In this installment of Cartel Corner, we examine recent and significant developments in antitrust criminal enforcement and profile what the Division has highlighted as its key enforcement priorities. If the past is prologue, we are bound to see more aggressive antitrust enforcement in the months to come, testing the boundaries of current antitrust law. Whether the Division can ultimately shift those boundaries, however, remains to be seen.
In the United States, antitrust agencies continue with their aggressive merger enforcement posture. The agencies challenged four transactions this quarter, including multiple vertical mergers. The agencies are increasingly skeptical of merger remedies, including behavioral remedies and divestitures. The Federal Trade Commission (FTC) and the Department of Justice (DOJ) are working together to update the current Horizontal Merger Guidelines. The updated guidelines will likely signal a more aggressive enforcement posture.

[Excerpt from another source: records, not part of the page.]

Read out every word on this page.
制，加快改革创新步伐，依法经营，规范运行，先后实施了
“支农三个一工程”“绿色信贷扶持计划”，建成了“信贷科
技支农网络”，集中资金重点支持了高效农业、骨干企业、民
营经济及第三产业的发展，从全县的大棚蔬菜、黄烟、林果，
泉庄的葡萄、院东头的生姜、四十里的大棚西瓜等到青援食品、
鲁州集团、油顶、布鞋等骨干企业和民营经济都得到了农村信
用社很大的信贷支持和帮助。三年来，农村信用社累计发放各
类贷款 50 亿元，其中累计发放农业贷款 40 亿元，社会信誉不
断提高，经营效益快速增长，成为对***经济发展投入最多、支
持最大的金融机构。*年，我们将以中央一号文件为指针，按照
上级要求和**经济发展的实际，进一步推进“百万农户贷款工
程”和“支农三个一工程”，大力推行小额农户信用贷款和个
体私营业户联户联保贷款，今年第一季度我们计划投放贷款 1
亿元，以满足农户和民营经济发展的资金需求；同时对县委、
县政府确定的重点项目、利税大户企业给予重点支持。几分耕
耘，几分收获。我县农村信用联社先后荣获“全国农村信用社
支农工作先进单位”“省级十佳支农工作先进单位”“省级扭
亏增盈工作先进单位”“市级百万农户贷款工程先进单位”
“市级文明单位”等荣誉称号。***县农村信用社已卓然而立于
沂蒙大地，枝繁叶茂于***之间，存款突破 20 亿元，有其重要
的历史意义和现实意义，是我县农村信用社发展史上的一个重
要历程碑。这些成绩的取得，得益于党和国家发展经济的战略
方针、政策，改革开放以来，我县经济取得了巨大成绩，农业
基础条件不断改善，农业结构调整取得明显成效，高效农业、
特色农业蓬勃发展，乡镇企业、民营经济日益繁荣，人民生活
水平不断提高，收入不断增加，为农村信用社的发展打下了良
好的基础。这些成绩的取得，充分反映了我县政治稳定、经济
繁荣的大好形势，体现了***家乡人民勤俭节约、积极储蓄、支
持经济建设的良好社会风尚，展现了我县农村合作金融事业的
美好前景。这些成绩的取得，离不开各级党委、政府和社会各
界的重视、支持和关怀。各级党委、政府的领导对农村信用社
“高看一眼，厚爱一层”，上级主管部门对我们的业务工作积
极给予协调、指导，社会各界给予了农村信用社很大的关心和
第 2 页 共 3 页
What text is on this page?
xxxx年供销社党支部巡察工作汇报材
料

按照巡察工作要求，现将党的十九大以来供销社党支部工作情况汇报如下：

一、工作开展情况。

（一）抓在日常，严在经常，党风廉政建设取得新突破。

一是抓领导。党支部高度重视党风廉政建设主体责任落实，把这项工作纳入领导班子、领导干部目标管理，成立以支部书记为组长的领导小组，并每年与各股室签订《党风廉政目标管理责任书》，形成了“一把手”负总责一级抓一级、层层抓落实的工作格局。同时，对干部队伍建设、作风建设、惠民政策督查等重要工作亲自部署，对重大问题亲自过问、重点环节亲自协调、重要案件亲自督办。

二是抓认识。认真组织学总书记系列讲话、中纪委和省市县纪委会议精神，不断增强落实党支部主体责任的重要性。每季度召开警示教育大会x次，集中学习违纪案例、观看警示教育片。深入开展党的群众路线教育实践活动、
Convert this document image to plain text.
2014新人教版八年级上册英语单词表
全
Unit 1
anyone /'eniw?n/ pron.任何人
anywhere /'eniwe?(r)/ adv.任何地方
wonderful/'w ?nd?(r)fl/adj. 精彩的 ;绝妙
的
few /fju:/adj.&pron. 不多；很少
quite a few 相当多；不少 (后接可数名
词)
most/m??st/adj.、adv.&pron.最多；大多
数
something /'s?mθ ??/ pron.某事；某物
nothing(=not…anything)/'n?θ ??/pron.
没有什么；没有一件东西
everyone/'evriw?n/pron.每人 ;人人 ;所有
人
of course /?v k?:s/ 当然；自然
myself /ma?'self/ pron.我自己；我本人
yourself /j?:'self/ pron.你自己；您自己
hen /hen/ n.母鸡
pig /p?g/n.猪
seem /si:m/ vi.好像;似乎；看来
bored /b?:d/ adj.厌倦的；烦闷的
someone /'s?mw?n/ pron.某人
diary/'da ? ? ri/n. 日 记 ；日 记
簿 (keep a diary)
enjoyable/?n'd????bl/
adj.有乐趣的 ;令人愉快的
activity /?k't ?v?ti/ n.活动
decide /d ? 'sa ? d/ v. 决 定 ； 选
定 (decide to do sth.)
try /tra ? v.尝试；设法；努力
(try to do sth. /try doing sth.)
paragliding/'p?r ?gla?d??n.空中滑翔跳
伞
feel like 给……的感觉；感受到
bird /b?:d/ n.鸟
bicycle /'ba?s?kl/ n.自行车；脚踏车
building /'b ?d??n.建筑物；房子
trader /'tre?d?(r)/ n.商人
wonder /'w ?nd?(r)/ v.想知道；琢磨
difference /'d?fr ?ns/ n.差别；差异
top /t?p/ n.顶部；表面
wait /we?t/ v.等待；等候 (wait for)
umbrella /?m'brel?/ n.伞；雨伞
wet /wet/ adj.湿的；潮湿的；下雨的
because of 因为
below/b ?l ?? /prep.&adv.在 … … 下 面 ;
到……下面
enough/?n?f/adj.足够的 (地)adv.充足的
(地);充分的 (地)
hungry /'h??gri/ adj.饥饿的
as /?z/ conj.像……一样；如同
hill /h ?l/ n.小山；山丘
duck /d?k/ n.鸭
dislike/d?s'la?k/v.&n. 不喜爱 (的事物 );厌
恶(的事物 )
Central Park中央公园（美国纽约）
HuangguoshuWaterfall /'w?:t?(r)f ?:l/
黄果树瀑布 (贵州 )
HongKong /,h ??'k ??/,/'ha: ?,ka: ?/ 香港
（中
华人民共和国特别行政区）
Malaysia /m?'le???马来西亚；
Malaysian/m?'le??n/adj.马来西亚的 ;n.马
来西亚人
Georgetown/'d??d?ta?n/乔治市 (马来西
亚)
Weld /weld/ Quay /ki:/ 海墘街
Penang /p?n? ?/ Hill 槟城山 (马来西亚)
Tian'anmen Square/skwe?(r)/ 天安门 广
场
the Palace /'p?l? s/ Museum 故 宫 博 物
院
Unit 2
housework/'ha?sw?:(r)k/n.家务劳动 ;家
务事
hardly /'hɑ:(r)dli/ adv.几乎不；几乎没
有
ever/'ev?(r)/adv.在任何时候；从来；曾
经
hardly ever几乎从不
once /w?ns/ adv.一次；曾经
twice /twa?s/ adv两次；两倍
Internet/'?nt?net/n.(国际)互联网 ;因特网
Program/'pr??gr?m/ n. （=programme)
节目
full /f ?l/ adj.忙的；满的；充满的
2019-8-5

The European Commission (Commission) blocked one transaction in Phase II and cleared two transactions. Three transactions were abandoned after the Commission initiated a Phase II investigation. The Commission made use of partial referrals to member state national competition authorities in two cases. It also ordered Hungary to withdraw its decision to prohibit Vienna Insurance Group’s (VIG) acquisition of AEGON Group’s Hungarian subsidiaries on foreign direct investment grounds, holding that Hungary’s prohibition decision infringed Article 21 of the EU Merger Regulation.
In the United Kingdom, the first quarter of 2022 also saw a number of Phase II investigations. Specifically, the Competition and Markets Authority (CMA) cleared one transaction in Phase II and blocked two other transactions in Phase II. One transaction was abandoned after the CMA initiated a Phase II investigation. The CMA blocked the merger of Cargotec and Konecranes just one month after the EC cleared the transaction subject to commitments in Phase II. The parties abandoned the transaction following the CMA’s decision.